Washington: US President Donald Trump on Wednesday confirmed his CIA director had met with North Korea’s Kim Jong Un on a secret visit to Pyongyang. The meeting comes ahead of a planned summit meeting between the two leaders.

“Mike Pompeo met with Kim Jong Un in North Korea last week. Meeting went very smoothly and a good relationship was formed. Details of Summit are being worked out now,” tweeted Trump. “Denuclearisation will be a great thing for the world, but also for North Korea,” he added.

Trump had earlier said that the summit could, with his ‘blessing’, explore a peace treaty to formally end the conflict. 

“We are looking at the possibility of replacing the armistice regime on the Korean peninsula with a peace regime. But this is not something we can do by ourselves. It needs close discussions with relevant parties including North Korea,” a senior official at South Korea’s presidential Blue House said on Wednesday, AFP reported.

As per media reports, Trump plans to hold a summit meeting with Kim within the next two months.
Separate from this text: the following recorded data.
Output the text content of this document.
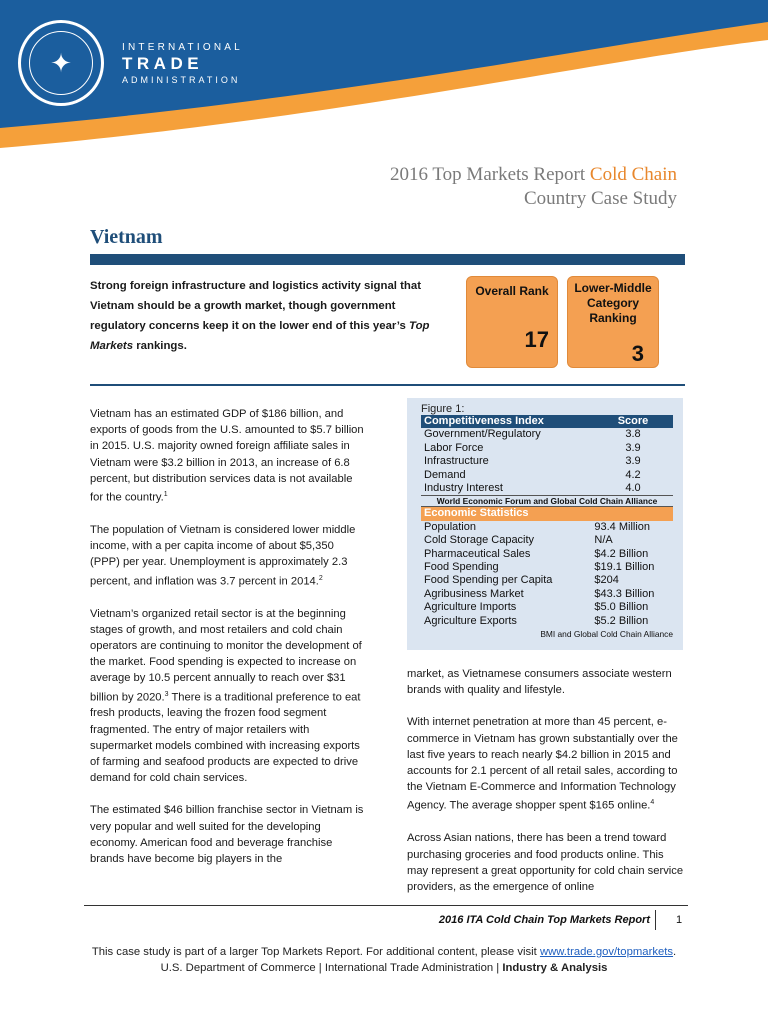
✦	INTERNATIONAL
TRADE
ADMINISTRATION
2016 Top Markets Report Cold Chain
Country Case Study
Vietnam
Strong foreign infrastructure and logistics activity signal that Vietnam should be a growth market, though government regulatory concerns keep it on the lower end of this year’s Top Markets rankings.
Overall Rank
17
Lower-Middle Category Ranking
3

Vietnam has an estimated GDP of $186 billion, and exports of goods from the U.S. amounted to $5.7 billion in 2015. U.S. majority owned foreign affiliate sales in Vietnam were $3.2 billion in 2013, an increase of 6.8 percent, but distribution services data is not available for the country.$^1$

The population of Vietnam is considered lower middle income, with a per capita income of about $5,350 (PPP) per year. Unemployment is approximately 2.3 percent, and inflation was 3.7 percent in 2014.$^2$

Vietnam’s organized retail sector is at the beginning stages of growth, and most retailers and cold chain operators are continuing to monitor the development of the market. Food spending is expected to increase on average by 10.5 percent annually to reach over $31 billion by 2020.$^3$ There is a traditional preference to eat fresh products, leaving the frozen food segment fragmented. The entry of major retailers with supermarket models combined with increasing exports of farming and seafood products are expected to drive demand for cold chain services.

The estimated $46 billion franchise sector in Vietnam is very popular and well suited for the developing economy. American food and beverage franchise brands have become big players in the

Figure 1:
Competitiveness Index	Score
Government/Regulatory	3.8
Labor Force	3.9
Infrastructure	3.9
Demand	4.2
Industry Interest	4.0
World Economic Forum and Global Cold Chain Alliance
Economic Statistics	
Population	93.4 Million
Cold Storage Capacity	N/A
Pharmaceutical Sales	$4.2 Billion
Food Spending	$19.1 Billion
Food Spending per Capita	$204
Agribusiness Market	$43.3 Billion
Agriculture Imports	$5.0 Billion
Agriculture Exports	$5.2 Billion
BMI and Global Cold Chain Alliance

market, as Vietnamese consumers associate western brands with quality and lifestyle.

With internet penetration at more than 45 percent, e-commerce in Vietnam has grown substantially over the last five years to reach nearly $4.2 billion in 2015 and accounts for 2.1 percent of all retail sales, according to the Vietnam E-Commerce and Information Technology Agency. The average shopper spent $165 online.$^4$

Across Asian nations, there has been a trend toward purchasing groceries and food products online. This may represent a great opportunity for cold chain service providers, as the emergence of online

2016 ITA Cold Chain Top Markets Report 1
This case study is part of a larger Top Markets Report. For additional content, please visit www.trade.gov/topmarkets.
U.S. Department of Commerce | International Trade Administration | Industry & Analysis
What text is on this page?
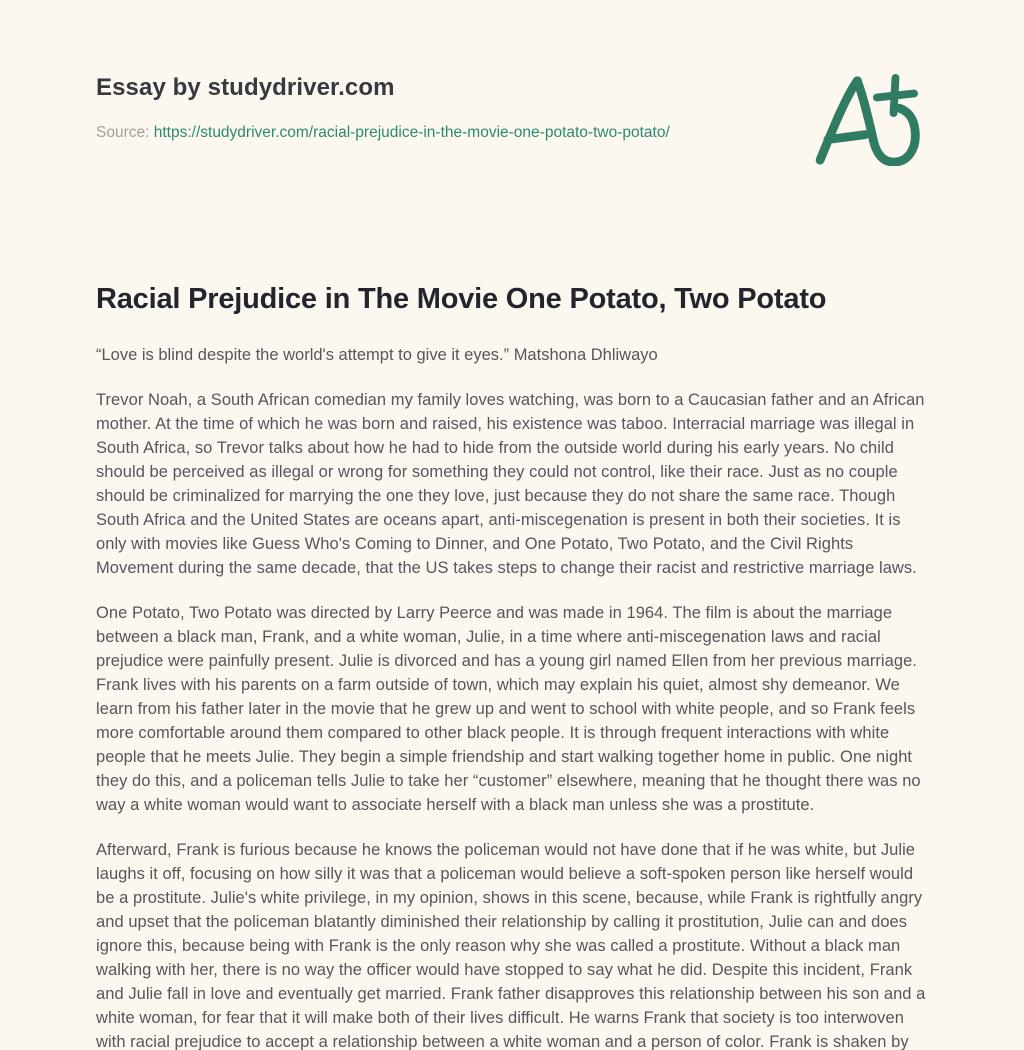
Essay by studydriver.com
Source: https://studydriver.com/racial-prejudice-in-the-movie-one-potato-two-potato/
Racial Prejudice in The Movie One Potato, Two Potato

“Love is blind despite the world's attempt to give it eyes.” Matshona Dhliwayo

Trevor Noah, a South African comedian my family loves watching, was born to a Caucasian father and an African mother. At the time of which he was born and raised, his existence was taboo. Interracial marriage was illegal in South Africa, so Trevor talks about how he had to hide from the outside world during his early years. No child should be perceived as illegal or wrong for something they could not control, like their race. Just as no couple should be criminalized for marrying the one they love, just because they do not share the same race. Though South Africa and the United States are oceans apart, anti-miscegenation is present in both their societies. It is only with movies like Guess Who's Coming to Dinner, and One Potato, Two Potato, and the Civil Rights Movement during the same decade, that the US takes steps to change their racist and restrictive marriage laws.

One Potato, Two Potato was directed by Larry Peerce and was made in 1964. The film is about the marriage between a black man, Frank, and a white woman, Julie, in a time where anti-miscegenation laws and racial prejudice were painfully present. Julie is divorced and has a young girl named Ellen from her previous marriage. Frank lives with his parents on a farm outside of town, which may explain his quiet, almost shy demeanor. We learn from his father later in the movie that he grew up and went to school with white people, and so Frank feels more comfortable around them compared to other black people. It is through frequent interactions with white people that he meets Julie. They begin a simple friendship and start walking together home in public. One night they do this, and a policeman tells Julie to take her “customer” elsewhere, meaning that he thought there was no way a white woman would want to associate herself with a black man unless she was a prostitute.

Afterward, Frank is furious because he knows the policeman would not have done that if he was white, but Julie laughs it off, focusing on how silly it was that a policeman would believe a soft-spoken person like herself would be a prostitute. Julie's white privilege, in my opinion, shows in this scene, because, while Frank is rightfully angry and upset that the policeman blatantly diminished their relationship by calling it prostitution, Julie can and does ignore this, because being with Frank is the only reason why she was called a prostitute. Without a black man walking with her, there is no way the officer would have stopped to say what he did. Despite this incident, Frank and Julie fall in love and eventually get married. Frank father disapproves this relationship between his son and a white woman, for fear that it will make both of their lives difficult. He warns Frank that society is too interwoven with racial prejudice to accept a relationship between a white woman and a person of color. Frank is shaken by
The pair have not spoken directly, the White House said, but the US President revealed Tuesday there had been contact at “very high levels” to prepare for the historic meeting – an apparent reference to Pompeo’s visit, as per AFP.

US officials also said that no decision has yet been made on a meeting venue, but China, North Korea, South Korea and Panmunjom in the Demilitarised Zone between the two Koreas are seen as possible locations.

Beijing is North Korea`s sole major ally, an alliance dating back to the Korean War, but relations deteriorated after China supported United Nations sanctions to punish Pyongyang over its nuclear weapons programme.

Last month Kim had made a surprise visit to Beijing to meet President Xi Jinping in what was believed to be the North Korean leader’s first trip outside his isolated nation’s borders since he succeeded his father in 2011.

Senior Chinese officials have since travelled to Pyongyang amid mounting speculation Xi might make a reciprocal visit.

Meanwhile, South Korea said on Wednesday it is considering how to change a decades-old armistice with North Korea into a peace agreement. Kim is expected to meet South Korea President Moon Jae-In at a landmark meeting on April 27, with a bid to formally end the 1950-53 Korean War.

The Korean War ended in an armistice rather than a peace treaty, leaving the two sides ‘technically at war’. The Demilitarised Zone between them bristles with minefields and fortifications. While the US-led UN command, China and North Korea are signatories to the decades-old armistice, South Korea is not.